Unless the new prime minister swiftly fixes this inheritance they will struggle to achieve anything. It will also mean reversing the May administration’s suffocating secrecy. On leaving government in 2018 my early meetings with business were dominated by complaints of not knowing what was happening. Having sometimes spoken to people on both sides of the same meeting, what businesses were perhaps less aware of was that the officials they were talking with felt the same. Clearly the chances of building a shared mission or indeed effective policy under these conditions were low.

Establishing more positive relations with business generally is going to be one of the toughest challenges for the new PM. It took Theresa May most of her time in office to realise the importance of good relations even if the main business groups opposed her Brexit policy.

This will be even more of a challenge for an administration committed to a no-deal Brexit that is explicitly opposed by all major business groups. The immature response has been given far too many times by hardline Leavers, to accuse such groups of being in the pay of the EU. If the government takes that line it will only make relations worse. Far better to be clear that there will be disagreements, but to explain that there will also be a genuine dialogue. It is after all business which is being asked to shoulder most of the costs in the case of no-deal.

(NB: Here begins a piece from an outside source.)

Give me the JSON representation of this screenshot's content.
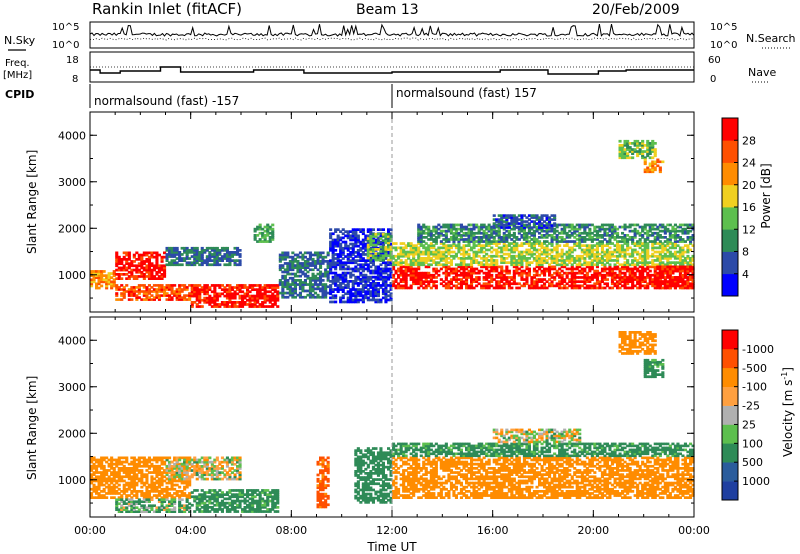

It may sound surprising that one of the government’s immediate priorities must be to establish an industrial strategy, but another failure of the May administration was to have no clear economic basis for decisions relating to the EU and trade agreements. Again, this speaks not just to high politics but structural issues. If there is to be a no-deal Brexit then different sectors will expect financial support, as we already see from commitments made by Jeremy Hunt to fishing and farming. But making decisions without proper analysis is likely to mean money wasted, and the economy locked into a structure inappropriate for our new trading relationships.

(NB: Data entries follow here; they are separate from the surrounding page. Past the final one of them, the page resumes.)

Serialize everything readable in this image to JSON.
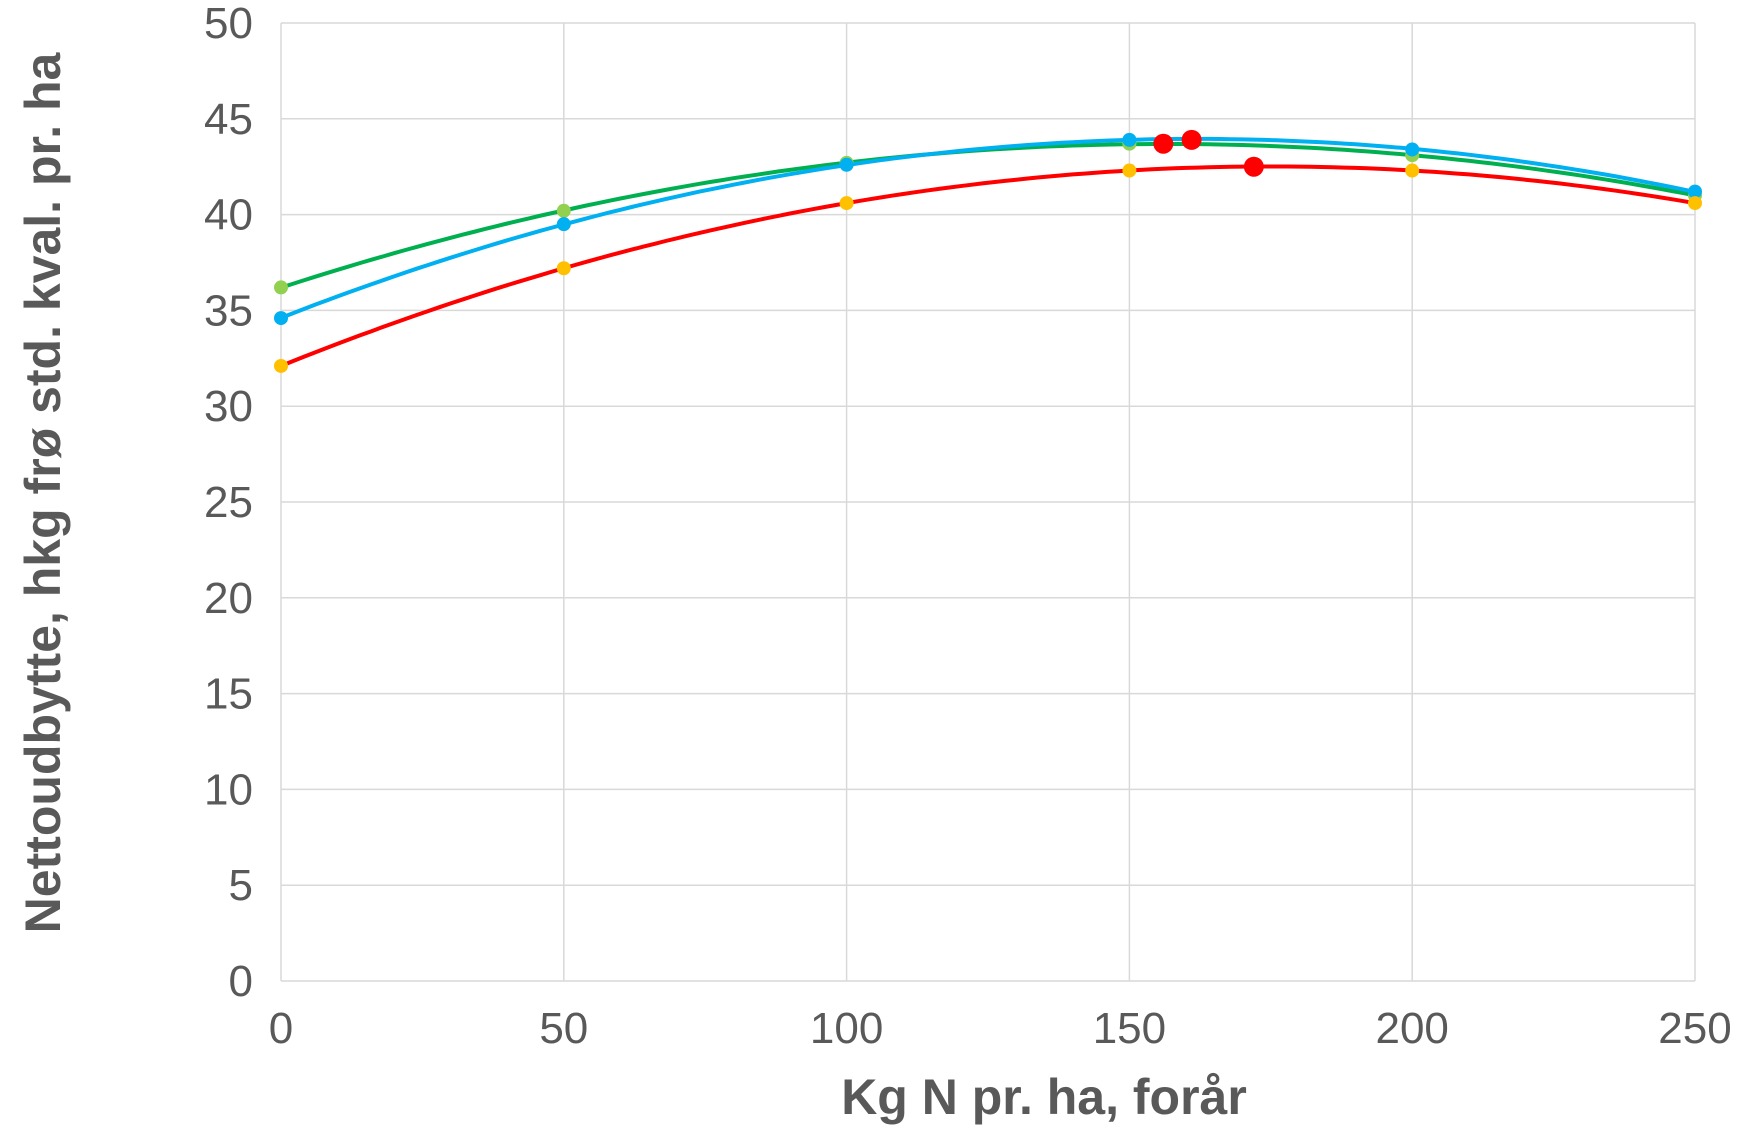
{
  "chart_data": {
    "type": "line",
    "xlabel": "Kg N pr. ha, forår",
    "ylabel": "Nettoudbytte, hkg frø std. kval. pr. ha",
    "xlim": [
      0,
      250
    ],
    "ylim": [
      0,
      50
    ],
    "x_ticks": [
      "0",
      "50",
      "100",
      "150",
      "200",
      "250"
    ],
    "y_ticks": [
      "0",
      "5",
      "10",
      "15",
      "20",
      "25",
      "30",
      "35",
      "40",
      "45",
      "50"
    ],
    "grid": true,
    "legend": "none",
    "series": [
      {
        "color": "#00b050",
        "point_color": "#92d050",
        "x": [
          0,
          50,
          100,
          150,
          200,
          250
        ],
        "y": [
          36.2,
          40.2,
          42.7,
          43.7,
          43.1,
          41.0
        ],
        "optimum": {
          "x": 156,
          "y": 43.7
        }
      },
      {
        "color": "#00b0f0",
        "point_color": "#00b0f0",
        "x": [
          0,
          50,
          100,
          150,
          200,
          250
        ],
        "y": [
          34.6,
          39.5,
          42.6,
          43.9,
          43.4,
          41.2
        ],
        "optimum": {
          "x": 161,
          "y": 43.9
        }
      },
      {
        "color": "#ff0000",
        "point_color": "#ffc000",
        "x": [
          0,
          50,
          100,
          150,
          200,
          250
        ],
        "y": [
          32.1,
          37.2,
          40.6,
          42.3,
          42.3,
          40.6
        ],
        "optimum": {
          "x": 172,
          "y": 42.5
        }
      }
    ],
    "optimum_marker_color": "#ff0000"
  }
}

Similarly, we expect trade talks to commence with the US immediately after a no-deal, but on the UK side there is no clear analysis as to what we stand to gain from this, or indeed from other countries we choose to negotiate with. This is not a sustainable foundation for a country preparing for a rupture in its main trading relationship, without knowing where firms may be able to find new markets. Businesses have been relatively quiet about new trade deals given the more immediate no-deal challenges, but they will expect to have their say on the UK’s post-Brexit priorities, and so they should if the deals are meant to be for their benefit.

It is in the area of international deals, whether with the EU, at the World Trade Organisation, or bilaterally, where May failed most obviously, and her successor must learn quickly. For the political narrative since 2016 has been about international opportunities, but such deals always involve trade-offs, traditionally buried in dense technical papers.

May never seemed to be aware of such subtleties, and so far both Johnson and Hunt have followed her lead, Johnson for example saying “I’m not attracted to time limits or unilateral escape hatches, or elaborate devices, glosses and so on that you can apply to the backstop.” It is doubtful whether any international treaty has been completed under such puritanical terms, or indeed without elaborate devices. The ground will need to be laid for compromise, whether with the EU, US, or at the WTO.

Finding a future EU relationship which can be supported by the Conservative Party, parliament, and EU, is undoubtedly a severe challenge. Without proper preparation it is impossible, as May found to her cost. The next prime minister has only a few weeks to do what she failed to do in three years.